Greg and I have been careful to avoid overly simplistic binary divides between parent and child. The Child, too, at least the adult child, participates in their own unfreedom. Rarely are they convinced of their own choices. Rarely do they have a blueprint for ‘the good life’. And so too The Parent is so often unstable within their obligation to provide stability. As either parents or children, and often, at least on some level, as both - as people containing multiple positions and timelines and desires at once - how do we truly build the lives we want? How do we find both security and freedom? How do we manifest both belonging and mobility? What if the conditions for individual and collective security and freedom were not in opposition to one another, as they are so often framed under political conditions of scarcity and fear? What if we could have it all? 

This tension is woven throughout In Floods. The tension between wanting to love and be loved by that specific collection of human beings who have formed you, cared for you, ushered you and guided you into and through life - and wanting to exit the whole game, the whole structure of reproduction that The Family entails. How to hold that desire - at times a quite visceral longing for love and belonging in the largest possible sense - and the discomfort, frustration, boredom, exasperation and claustrophobia that the very conditions of that desire bring with them?

Active surrender

In what world, in what future, then, could we fully desire our desires, as open-ended, creative, liberatory forces? In what world could desire express rather than entrap? In Floods does not propose an answer, but lingers in the asking of that question, which itself produces some kind of shift within the parameters of the present.
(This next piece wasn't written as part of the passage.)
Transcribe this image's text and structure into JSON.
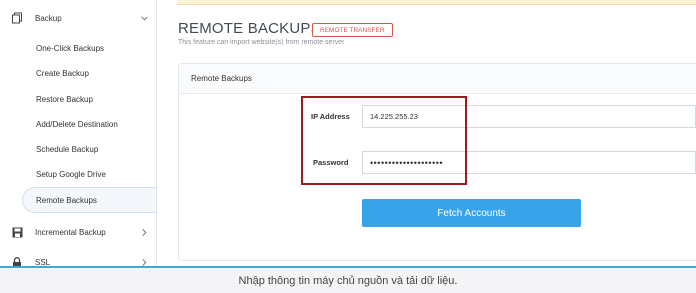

Throughout the show, we return to the ground of the body: the body’s unstoppable processes; its interruptions to the smoothness of the present; its creative as well as destructive capacities. The sound of Greg’s stomach interrupts the whole funeral. A drip of sweat threatens to flood the room. A lump in the throat devours the entire picture, the whole world, before being dissipated by the arrival of tears, like a storm clearing the air.

We have returned repeatedly to the idea of ‘active surrender’, which I happened across on an instagram post about orgasms, and haven’t stopped thinking about since. The paradox of an orgasm is that you lose control, actively. You are subsumed, rendered helpless, by choice. The effect is a kind of disappearance of and from yourself. It entails something weird happening to the relationship between cause and effect. The effect causes and the cause effects. You, the desirer, become the desire. You, the chooser, become the choice. Everything becomes indistinct in this moment of pure, unstoppable transformation. 

These moments of active surrender started to blur together and infuse themselves into In Floods as we made it. Crying, dying, giving birth and orgasming all started to become about one another. Moments in which you are faced with an other. An-other body, an-other face, an-other form of existence or non-existence; that which is not you; and yet which becomes, weirdly, of you as you slip away from yourself, into darkness.

As friend-of-the-family Angie talks about her near-death experience in a local river, she says ‘I really went somewhere’. ‘And where do you feel you went?’ Greg asks her. There isn’t an answer. We are left only with the feeling that there is somewhere else. Another version of events. Another version of ourselves. Out there. Or in here. It is there for the choosing, within the overwhelm, within the floods.